The benefit of serverless is that you only pay for the time that the CPUs are active. It spins up and runs your function, and then you’re only paying for the compute time that you racked up. Then when they’re done, they shut down and you pay nothing. I was recently at a talk on this and there was an entire theater of developers learning about these. So it’s clearly something everyone wants to do or is starting to do.
The goal is as you have more of these serverless architectures you need to find infrastructure in your cloud system that is all managed by the cloud provider. The promise of this is that you pay less and more importantly as your application needs to scale, your services ramp up in scale to match what you need. You’ve got a more predictable form of performance versus cost, and I’m very interested in that right now.
Coleman: I think the biggest thing is really looking at where we can put machine learning where we haven’t used it before. Particularly deep learning on microcontrollers and IoT devices. I know that we’ve thrown the term machine learning around a lot, but one of the ways to think about it is classically when you’re running code to do something you may have some data and you’ll figure out an algorithm and you’ll run that data through that algorithm to get an answer.

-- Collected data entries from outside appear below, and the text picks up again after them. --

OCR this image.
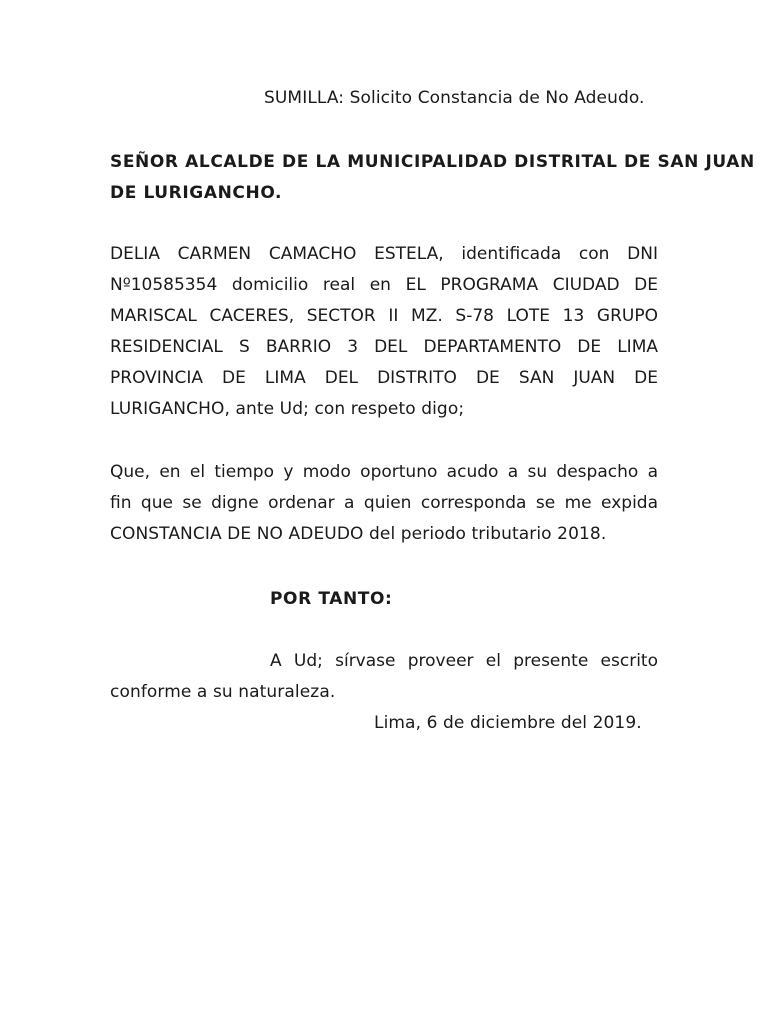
SUMILLA: Solicito Constancia de No Adeudo.
SEÑOR ALCALDE DE LA MUNICIPALIDAD DISTRITAL DE SAN JUAN
DE LURIGANCHO.
DELIA CARMEN CAMACHO ESTELA, identificada con DNI
Nº10585354 domicilio real en EL PROGRAMA CIUDAD DE
MARISCAL CACERES, SECTOR II MZ. S-78 LOTE 13 GRUPO
RESIDENCIAL S BARRIO 3 DEL DEPARTAMENTO DE LIMA
PROVINCIA DE LIMA DEL DISTRITO DE SAN JUAN DE
LURIGANCHO, ante Ud; con respeto digo;
Que, en el tiempo y modo oportuno acudo a su despacho a
fin que se digne ordenar a quien corresponda se me expida
CONSTANCIA DE NO ADEUDO del periodo tributario 2018.
POR TANTO:
A Ud; sírvase proveer el presente escrito
conforme a su naturaleza.
Lima, 6 de diciembre del 2019.
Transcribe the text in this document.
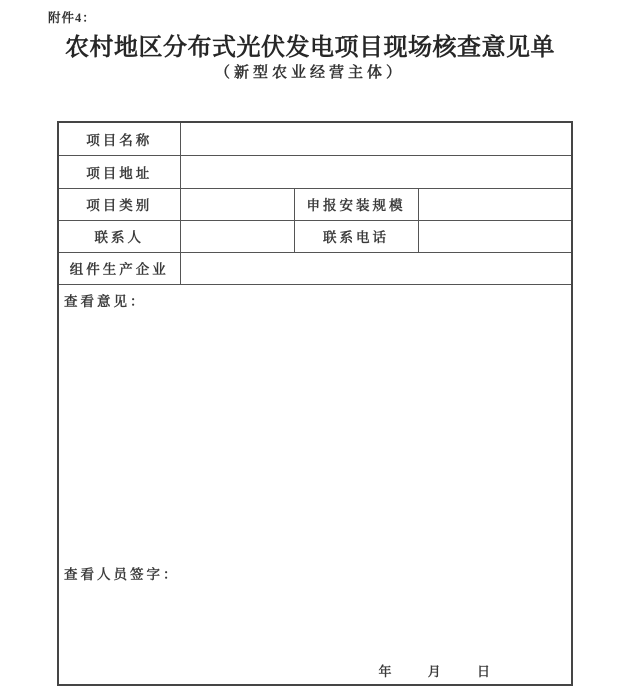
附件4：
农村地区分布式光伏发电项目现场核查意见单
（新型农业经营主体）
项目名称			
项目地址			
项目类别		申报安装规模	
联系人		联系电话	
组件生产企业			

查看意见：
查看人员签字：
年 月 日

The thing with machine learning is we have lots and lots of data and we kind of know an answer that we want. We’re then able to run that through machine learning and train it to develop the algorithm for us. So we’re able to take data and the answer that we want and create a trained model that figures out some of these really complex formulas that would take a long time to get right.
We use those for classifications of motions. Like with an Apple Watch uses that to figure out when you’re swimming what types of strokes you’re doing and classifying those motions. It’s a lot of those types of things we can do on microcontrollers that run on tiny amounts of power that even two years ago we weren’t able to do. It’s really exciting!